TOKYO, Dec 5 (Reuters) - Japanese government bond yields hit four-month lows on Wednesday after an inversion in the U.S. yield curve stoked worries about a recession in the United States, though they clawed back later in the session on profit-taking.
JGBs gained broadly, with the five-year yield hitting a one-year low of minus 0.130 percent. The benchmark 10-year futures price hit two-year highs.
The gains came even as the Bank of Japan (BOJ) appeared to be on course to trim bond buying this month, continuing with its gradual tapering since 2016.

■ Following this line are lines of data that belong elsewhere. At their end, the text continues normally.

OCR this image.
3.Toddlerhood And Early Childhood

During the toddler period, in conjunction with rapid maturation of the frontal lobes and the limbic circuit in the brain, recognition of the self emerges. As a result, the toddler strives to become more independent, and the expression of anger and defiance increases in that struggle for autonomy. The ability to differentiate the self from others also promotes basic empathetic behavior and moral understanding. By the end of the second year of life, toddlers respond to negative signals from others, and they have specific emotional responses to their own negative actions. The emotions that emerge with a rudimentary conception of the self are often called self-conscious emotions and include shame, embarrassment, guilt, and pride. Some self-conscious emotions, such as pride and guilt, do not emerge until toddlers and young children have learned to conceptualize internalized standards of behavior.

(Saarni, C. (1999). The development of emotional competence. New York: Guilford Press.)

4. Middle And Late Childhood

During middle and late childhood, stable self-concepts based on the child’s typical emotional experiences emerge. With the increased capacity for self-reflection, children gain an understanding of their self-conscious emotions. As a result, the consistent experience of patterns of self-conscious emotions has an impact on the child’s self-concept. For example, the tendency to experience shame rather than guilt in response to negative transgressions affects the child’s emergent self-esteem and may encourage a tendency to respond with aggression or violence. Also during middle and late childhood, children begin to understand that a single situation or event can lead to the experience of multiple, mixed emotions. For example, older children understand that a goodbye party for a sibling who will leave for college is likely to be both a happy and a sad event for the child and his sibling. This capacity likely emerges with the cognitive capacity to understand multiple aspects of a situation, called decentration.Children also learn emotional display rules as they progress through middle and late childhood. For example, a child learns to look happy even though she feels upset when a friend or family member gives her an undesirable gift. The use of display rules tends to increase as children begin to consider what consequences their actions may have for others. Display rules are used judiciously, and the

U.S. bond yields dipped and their yield curve partially inverted this week, stoking worries that a U.S. recession may be looming down the road after a decade of economic expansion.
In its first purchase of super-long JGBs this month, the BOJ offered to buy 250 billion yen.
This month, the BOJ trimmed the frequency of its purchase in that tenor to four from five times. The purchase suggested its total buying in December is likely to be around 1 trillion yen, 150 billion yen less from November.
The market, however, took the announcement in its stride.
The 20-year yield hit a low of 0.545 percent, while the 30-year yield dropped to 0.765 percent, both hitting four-month lows.
JGBs lost steam after yields hit those lows, with many investors starting to take profits from recent gains.
Nomura BPI, a popular JGB index, posted gains of 0.42 percent last month, the biggest in 14 months.
The benchmark 10-year yield dropped to 0.050 percent, the lowest since July 31, before stepping back to 0.065 percent , flat from Tuesday.